Archaeological discoveries

A glass bowl from the Roman period discovered in an exceptional state of preservation

A blue glass Roman bowl has been discovered in a spectacular state of preservation by archaeologists carrying out preventive excavations at a housing site in Nijmegen, the Netherlands. It could be 1,800 years old.

The bowl discovered among tombs and remains of Roman habitation will probably join a museum.

Not a crack, not a chip, despite two millennia or so spent underground. A magnificent blue glass bowl produced during the Roman Empire has been unearthed intact during preventive excavations carried out on a large construction site intended for the construction of housing and green spaces, in the Winkelsteeg district of Nijmegen, in the Netherlands. Down. Glass pieces of this age - here, at least 1,800 years old - and in such a state of preservation are extremely rare.

Municipium

Nijmegen, from the Latin Noviomagus, which means "new market", is one of the oldest cities in the country. Located on the banks of the Waal, a tributary of the Rhine in the "Great Rivers" region, just ten kilometers from the German border, it was originally a Roman military camp in the 1st century BC. , before the Batavians, a Germanic people established at the mouth of the Rhine, came to settle there. The "colony" of Nijmegen was, in 98 CE, the first town in the present-day Netherlands to receive the status of a municipality, or municipium , which makes a city outside Italy part of the Empire. In this, its inhabitants had Roman citizenship and the right to vote, although the city still enjoyed a certain administrative autonomy.

It is therefore not surprising to find such an object there, whose function must have been limited to pageantry. "This bowl was once an exhibit for the first inhabitants of Nijmegen" , said in the regional newspaper De Stentor the director of the excavations, Pepijn van de Geer, archaeologist in the service of the city of Nijmegen. "I don't know of any other such well-preserved Roman glass pieces, certainly not in the Netherlands" , he assures, this time in a video posted online by the archaeological service of the city.

A German production?

The bowl could have been made in the large German cities of Xanten or Cologne, where glass-making workshops were located at the time. Pepijn van de Geer also does not rule out the possibility that it was made in Italy. “These dishes were made by letting the molten glass cool and harden on a mold. The striped pattern was drawn when the glass mixture was still liquid. As for its blue color, it is due to the metal oxide. "

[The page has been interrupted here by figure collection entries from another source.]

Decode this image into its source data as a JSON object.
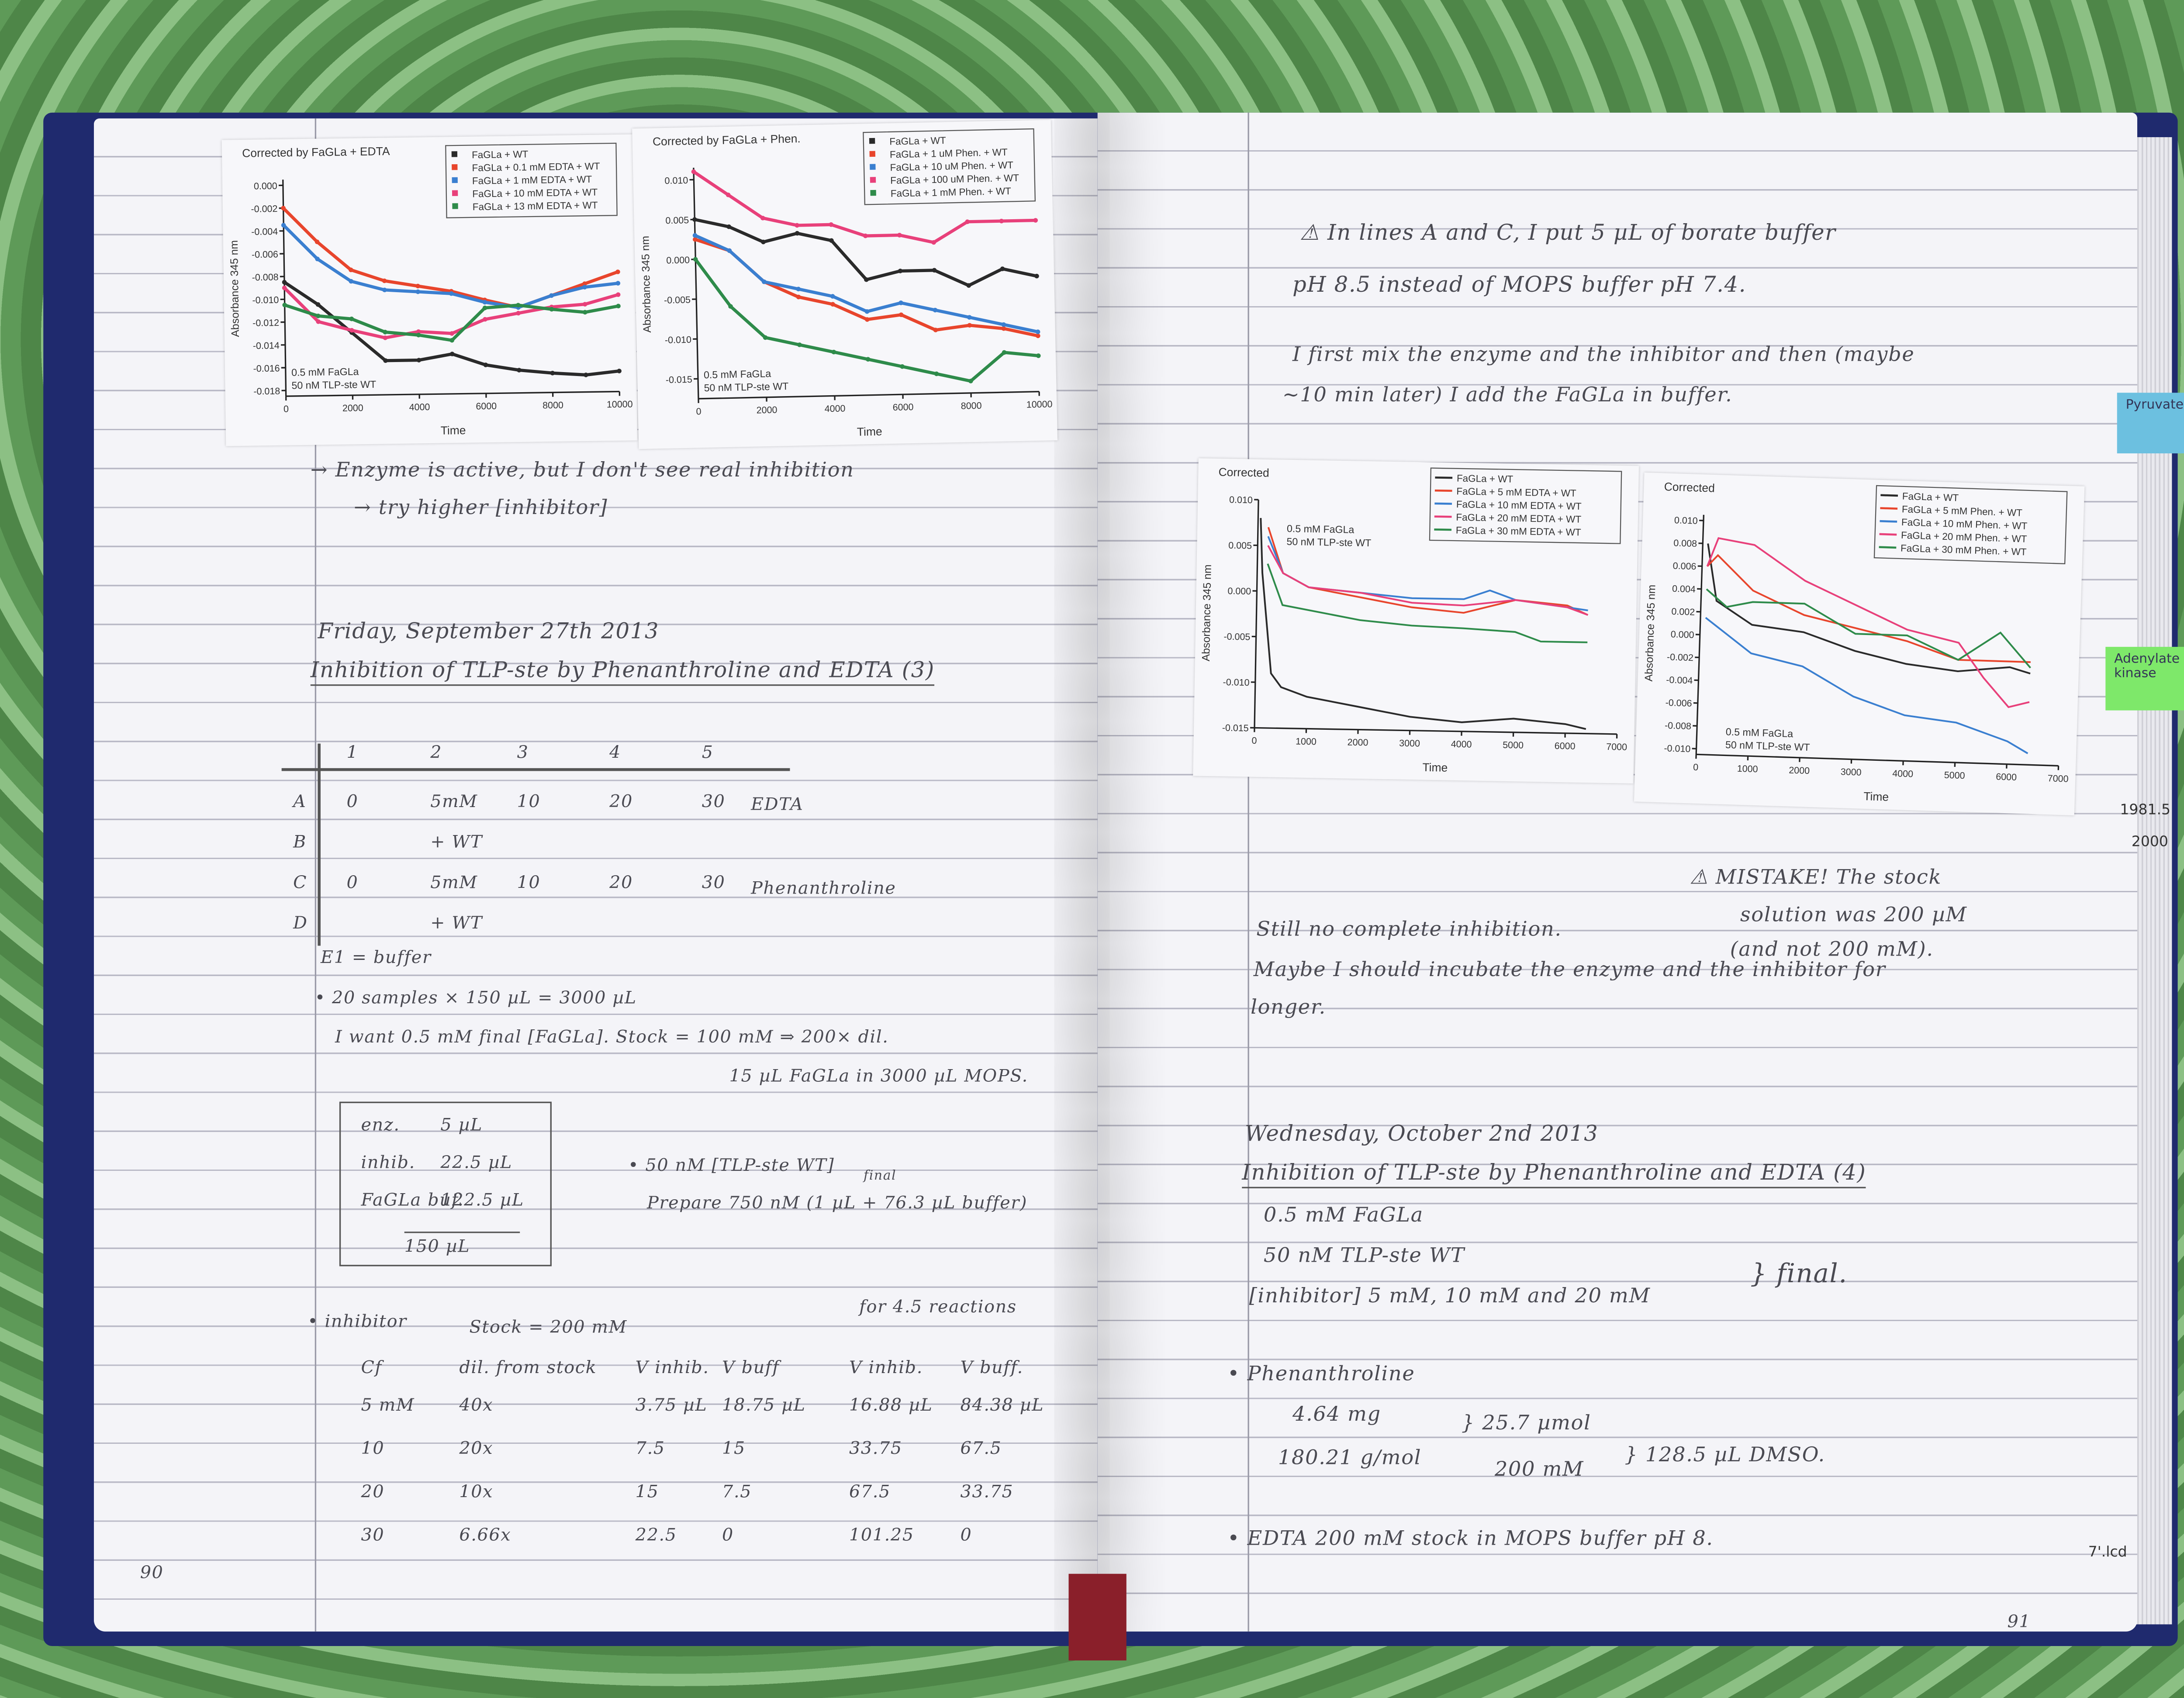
{
  "left_page": {
    "note_enzyme": "→ Enzyme is active, but I don't see real inhibition",
    "note_try": "→ try higher [inhibitor]",
    "date": "Friday, September 27th 2013",
    "title": "Inhibition of TLP-ste by Phenanthroline and EDTA (3)",
    "plate": {
      "columns": [
        "1",
        "2",
        "3",
        "4",
        "5"
      ],
      "rows": [
        {
          "label": "A",
          "cells": [
            "0",
            "5mM",
            "10",
            "20",
            "30"
          ]
        },
        {
          "label": "B",
          "cells": [
            "",
            "+ WT",
            "",
            "",
            ""
          ]
        },
        {
          "label": "C",
          "cells": [
            "0",
            "5mM",
            "10",
            "20",
            "30"
          ]
        },
        {
          "label": "D",
          "cells": [
            "",
            "+ WT",
            "",
            "",
            ""
          ]
        }
      ],
      "group_edta": "EDTA",
      "group_phen": "Phenanthroline"
    },
    "e1": "E1 = buffer",
    "samples": "• 20 samples × 150 µL = 3000 µL",
    "want": "I want 0.5 mM final [FaGLa]. Stock = 100 mM ⇒ 200× dil.",
    "fagla_vol": "15 µL FaGLa in 3000 µL MOPS.",
    "box": [
      {
        "label": "enz.",
        "value": "5 µL"
      },
      {
        "label": "inhib.",
        "value": "22.5 µL"
      },
      {
        "label": "FaGLa buf.",
        "value": "122.5 µL"
      }
    ],
    "box_total": "150 µL",
    "tlp": "• 50 nM [TLP-ste WT]",
    "tlp_final": "final",
    "prepare": "Prepare 750 nM (1 µL + 76.3 µL buffer)",
    "inhibitor": "• inhibitor",
    "stock": "Stock = 200 mM",
    "reactions": "for 4.5 reactions",
    "dil_table": {
      "headers": [
        "Cf",
        "dil. from stock",
        "V inhib.",
        "V buff",
        "V inhib.",
        "V buff."
      ],
      "rows": [
        [
          "5 mM",
          "40x",
          "3.75 µL",
          "18.75 µL",
          "16.88 µL",
          "84.38 µL"
        ],
        [
          "10",
          "20x",
          "7.5",
          "15",
          "33.75",
          "67.5"
        ],
        [
          "20",
          "10x",
          "15",
          "7.5",
          "67.5",
          "33.75"
        ],
        [
          "30",
          "6.66x",
          "22.5",
          "0",
          "101.25",
          "0"
        ]
      ]
    },
    "page_number": "90"
  },
  "right_page": {
    "warn1": "⚠ In lines A and C, I put 5 µL of borate buffer",
    "warn2": "pH 8.5 instead of MOPS buffer pH 7.4.",
    "mix1": "I first mix the enzyme and the inhibitor and then (maybe",
    "mix2": "~10 min later) I add the FaGLa in buffer.",
    "mistake1": "⚠ MISTAKE! The stock",
    "mistake2": "solution was 200 µM",
    "mistake3": "(and not 200 mM).",
    "still": "Still no complete inhibition.",
    "maybe": "Maybe I should incubate the enzyme and the inhibitor for",
    "longer": "longer.",
    "date": "Wednesday, October 2nd 2013",
    "title": "Inhibition of TLP-ste by Phenanthroline and EDTA (4)",
    "cond1": "0.5 mM FaGLa",
    "cond2": "50 nM TLP-ste WT",
    "cond3": "[inhibitor] 5 mM, 10 mM and 20 mM",
    "cond_final": "} final.",
    "phen": "• Phenanthroline",
    "mass": "4.64 mg",
    "mw": "180.21 g/mol",
    "umol": "} 25.7 µmol",
    "conc": "200 mM",
    "dmso": "} 128.5 µL DMSO.",
    "edta": "• EDTA   200 mM stock in MOPS buffer pH 8.",
    "page_number": "91",
    "sticky_blue": "Pyruvate …",
    "sticky_green": "Adenylate kinase",
    "tab_top": "1981.5",
    "tab_bottom": "2000",
    "file_label": "7'.lcd"
  },
  "chart_data": [
    {
      "type": "scatter",
      "title": "Corrected by FaGLa + EDTA",
      "xlabel": "Time",
      "ylabel": "Absorbance 345 nm",
      "xlim": [
        0,
        10000
      ],
      "ylim": [
        -0.0185,
        0.0005
      ],
      "xticks": [
        "0",
        "2000",
        "4000",
        "6000",
        "8000",
        "10000"
      ],
      "yticks": [
        "0.000",
        "-0.002",
        "-0.004",
        "-0.006",
        "-0.008",
        "-0.010",
        "-0.012",
        "-0.014",
        "-0.016",
        "-0.018"
      ],
      "annotation": [
        "0.5 mM FaGLa",
        "50 nM TLP-ste WT"
      ],
      "annotation_place": "bottom-left",
      "legend": "top-right",
      "grid": false,
      "series": [
        {
          "name": "FaGLa + WT",
          "color": "#2a2a2a",
          "marker": "square",
          "x": [
            0,
            1000,
            2000,
            3000,
            4000,
            5000,
            6000,
            7000,
            8000,
            9000,
            10000
          ],
          "y": [
            -0.0085,
            -0.0105,
            -0.013,
            -0.0155,
            -0.0155,
            -0.015,
            -0.016,
            -0.0165,
            -0.0168,
            -0.017,
            -0.0167
          ]
        },
        {
          "name": "FaGLa + 0.1 mM EDTA + WT",
          "color": "#e8452c",
          "marker": "circle",
          "x": [
            0,
            1000,
            2000,
            3000,
            4000,
            5000,
            6000,
            7000,
            8000,
            9000,
            10000
          ],
          "y": [
            -0.002,
            -0.005,
            -0.0075,
            -0.0085,
            -0.009,
            -0.0095,
            -0.0103,
            -0.011,
            -0.01,
            -0.009,
            -0.008
          ]
        },
        {
          "name": "FaGLa + 1 mM EDTA + WT",
          "color": "#3a7fd0",
          "marker": "triangle-up",
          "x": [
            0,
            1000,
            2000,
            3000,
            4000,
            5000,
            6000,
            7000,
            8000,
            9000,
            10000
          ],
          "y": [
            -0.0035,
            -0.0065,
            -0.0085,
            -0.0093,
            -0.0095,
            -0.0097,
            -0.0105,
            -0.011,
            -0.01,
            -0.0093,
            -0.009
          ]
        },
        {
          "name": "FaGLa + 10 mM EDTA + WT",
          "color": "#e8407a",
          "marker": "triangle-down",
          "x": [
            0,
            1000,
            2000,
            3000,
            4000,
            5000,
            6000,
            7000,
            8000,
            9000,
            10000
          ],
          "y": [
            -0.009,
            -0.012,
            -0.0128,
            -0.0135,
            -0.013,
            -0.0132,
            -0.012,
            -0.0115,
            -0.011,
            -0.0108,
            -0.01
          ]
        },
        {
          "name": "FaGLa + 13 mM EDTA + WT",
          "color": "#2e8b4a",
          "marker": "diamond",
          "x": [
            0,
            1000,
            2000,
            3000,
            4000,
            5000,
            6000,
            7000,
            8000,
            9000,
            10000
          ],
          "y": [
            -0.0105,
            -0.0115,
            -0.0118,
            -0.013,
            -0.0133,
            -0.0138,
            -0.011,
            -0.0108,
            -0.0112,
            -0.0115,
            -0.011
          ]
        }
      ]
    },
    {
      "type": "scatter",
      "title": "Corrected by FaGLa + Phen.",
      "xlabel": "Time",
      "ylabel": "Absorbance 345 nm",
      "xlim": [
        0,
        10000
      ],
      "ylim": [
        -0.0175,
        0.0115
      ],
      "xticks": [
        "0",
        "2000",
        "4000",
        "6000",
        "8000",
        "10000"
      ],
      "yticks": [
        "0.010",
        "0.005",
        "0.000",
        "-0.005",
        "-0.010",
        "-0.015"
      ],
      "annotation": [
        "0.5 mM FaGLa",
        "50 nM TLP-ste WT"
      ],
      "annotation_place": "bottom-left",
      "legend": "top-right",
      "grid": false,
      "series": [
        {
          "name": "FaGLa + WT",
          "color": "#2a2a2a",
          "marker": "square",
          "x": [
            0,
            1000,
            2000,
            3000,
            4000,
            5000,
            6000,
            7000,
            8000,
            9000,
            10000
          ],
          "y": [
            0.005,
            0.004,
            0.002,
            0.003,
            0.002,
            -0.003,
            -0.002,
            -0.002,
            -0.004,
            -0.002,
            -0.003
          ]
        },
        {
          "name": "FaGLa + 1 uM Phen. + WT",
          "color": "#e8452c",
          "marker": "circle",
          "x": [
            0,
            1000,
            2000,
            3000,
            4000,
            5000,
            6000,
            7000,
            8000,
            9000,
            10000
          ],
          "y": [
            0.0025,
            0.001,
            -0.003,
            -0.005,
            -0.006,
            -0.008,
            -0.0075,
            -0.0095,
            -0.009,
            -0.0095,
            -0.0105
          ]
        },
        {
          "name": "FaGLa + 10 uM Phen. + WT",
          "color": "#3a7fd0",
          "marker": "triangle-up",
          "x": [
            0,
            1000,
            2000,
            3000,
            4000,
            5000,
            6000,
            7000,
            8000,
            9000,
            10000
          ],
          "y": [
            0.003,
            0.001,
            -0.003,
            -0.004,
            -0.005,
            -0.007,
            -0.006,
            -0.007,
            -0.008,
            -0.009,
            -0.01
          ]
        },
        {
          "name": "FaGLa + 100 uM Phen. + WT",
          "color": "#e8407a",
          "marker": "triangle-down",
          "x": [
            0,
            1000,
            2000,
            3000,
            4000,
            5000,
            6000,
            7000,
            8000,
            9000,
            10000
          ],
          "y": [
            0.011,
            0.008,
            0.005,
            0.004,
            0.004,
            0.0025,
            0.0025,
            0.0015,
            0.004,
            0.004,
            0.004
          ]
        },
        {
          "name": "FaGLa + 1 mM Phen. + WT",
          "color": "#2e8b4a",
          "marker": "diamond",
          "x": [
            0,
            1000,
            2000,
            3000,
            4000,
            5000,
            6000,
            7000,
            8000,
            9000,
            10000
          ],
          "y": [
            0.0,
            -0.006,
            -0.01,
            -0.011,
            -0.012,
            -0.013,
            -0.014,
            -0.015,
            -0.016,
            -0.0125,
            -0.013
          ]
        }
      ]
    },
    {
      "type": "line",
      "title": "Corrected",
      "xlabel": "Time",
      "ylabel": "Absorbance 345 nm",
      "xlim": [
        0,
        7000
      ],
      "ylim": [
        -0.015,
        0.01
      ],
      "xticks": [
        "0",
        "1000",
        "2000",
        "3000",
        "4000",
        "5000",
        "6000",
        "7000"
      ],
      "yticks": [
        "0.010",
        "0.005",
        "0.000",
        "-0.005",
        "-0.010",
        "-0.015"
      ],
      "annotation": [
        "0.5 mM FaGLa",
        "50 nM TLP-ste WT"
      ],
      "annotation_place": "top-left",
      "legend": "top-right",
      "grid": false,
      "series": [
        {
          "name": "FaGLa + WT",
          "color": "#2a2a2a",
          "x": [
            50,
            100,
            300,
            500,
            1000,
            2000,
            3000,
            4000,
            5000,
            6000,
            6400
          ],
          "y": [
            0.008,
            0.002,
            -0.009,
            -0.0105,
            -0.0115,
            -0.0125,
            -0.0135,
            -0.014,
            -0.0135,
            -0.014,
            -0.0145
          ]
        },
        {
          "name": "FaGLa + 5 mM EDTA + WT",
          "color": "#e8452c",
          "x": [
            200,
            500,
            1000,
            2000,
            3000,
            4000,
            5000,
            6000,
            6400
          ],
          "y": [
            0.007,
            0.002,
            0.0005,
            -0.0005,
            -0.0015,
            -0.002,
            -0.0005,
            -0.001,
            -0.002
          ]
        },
        {
          "name": "FaGLa + 10 mM EDTA + WT",
          "color": "#3a7fd0",
          "x": [
            200,
            500,
            1000,
            2000,
            3000,
            4000,
            4500,
            5000,
            6000,
            6400
          ],
          "y": [
            0.006,
            0.002,
            0.0005,
            0.0,
            -0.0005,
            -0.0005,
            0.0005,
            -0.0005,
            -0.0012,
            -0.0015
          ]
        },
        {
          "name": "FaGLa + 20 mM EDTA + WT",
          "color": "#e8407a",
          "x": [
            200,
            500,
            1000,
            2000,
            3000,
            4000,
            5000,
            6000,
            6400
          ],
          "y": [
            0.005,
            0.002,
            0.0005,
            0.0,
            -0.001,
            -0.0012,
            -0.0005,
            -0.0012,
            -0.002
          ]
        },
        {
          "name": "FaGLa + 30 mM EDTA + WT",
          "color": "#2e8b4a",
          "x": [
            200,
            500,
            1000,
            2000,
            3000,
            4000,
            5000,
            5500,
            6000,
            6400
          ],
          "y": [
            0.003,
            -0.0015,
            -0.002,
            -0.003,
            -0.0035,
            -0.0037,
            -0.004,
            -0.005,
            -0.005,
            -0.005
          ]
        }
      ]
    },
    {
      "type": "line",
      "title": "Corrected",
      "xlabel": "Time",
      "ylabel": "Absorbance 345 nm",
      "xlim": [
        0,
        7000
      ],
      "ylim": [
        -0.0105,
        0.0105
      ],
      "xticks": [
        "0",
        "1000",
        "2000",
        "3000",
        "4000",
        "5000",
        "6000",
        "7000"
      ],
      "yticks": [
        "0.010",
        "0.008",
        "0.006",
        "0.004",
        "0.002",
        "0.000",
        "-0.002",
        "-0.004",
        "-0.006",
        "-0.008",
        "-0.010"
      ],
      "annotation": [
        "0.5 mM FaGLa",
        "50 nM TLP-ste WT"
      ],
      "annotation_place": "bottom-left",
      "legend": "top-right",
      "grid": false,
      "series": [
        {
          "name": "FaGLa + WT",
          "color": "#2a2a2a",
          "x": [
            100,
            300,
            1000,
            2000,
            3000,
            4000,
            5000,
            6000,
            6400
          ],
          "y": [
            0.008,
            0.003,
            0.001,
            0.0005,
            -0.001,
            -0.002,
            -0.0025,
            -0.002,
            -0.0025
          ]
        },
        {
          "name": "FaGLa + 5 mM Phen. + WT",
          "color": "#e8452c",
          "x": [
            100,
            300,
            1000,
            2000,
            3000,
            4000,
            5000,
            6000,
            6400
          ],
          "y": [
            0.006,
            0.007,
            0.004,
            0.002,
            0.001,
            0.0,
            -0.0015,
            -0.0015,
            -0.0015
          ]
        },
        {
          "name": "FaGLa + 10 mM Phen. + WT",
          "color": "#3a7fd0",
          "x": [
            100,
            1000,
            2000,
            3000,
            4000,
            5000,
            6000,
            6400
          ],
          "y": [
            0.0015,
            -0.0015,
            -0.0025,
            -0.005,
            -0.0065,
            -0.007,
            -0.0085,
            -0.0095
          ]
        },
        {
          "name": "FaGLa + 20 mM Phen. + WT",
          "color": "#e8407a",
          "x": [
            100,
            300,
            1000,
            2000,
            3000,
            4000,
            5000,
            5500,
            6000,
            6400
          ],
          "y": [
            0.006,
            0.0085,
            0.008,
            0.005,
            0.003,
            0.001,
            0.0,
            -0.003,
            -0.0055,
            -0.005
          ]
        },
        {
          "name": "FaGLa + 30 mM Phen. + WT",
          "color": "#2e8b4a",
          "x": [
            100,
            500,
            1000,
            2000,
            3000,
            4000,
            5000,
            5800,
            6400
          ],
          "y": [
            0.004,
            0.0025,
            0.003,
            0.003,
            0.0005,
            0.0005,
            -0.0015,
            0.001,
            -0.002
          ]
        }
      ]
    }
  ]
}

The excavations at Winkelsteeg have also brought to light Roman tombs as well as some funerary objects such as numerous vessels, cups and jewellery. The remains of dwellings are few - the archaeologists found mainly traces of wooden construction - but the study of the residues and the discoloration of the soil could make it possible to know more about the structures which at the time drew the neighborhood.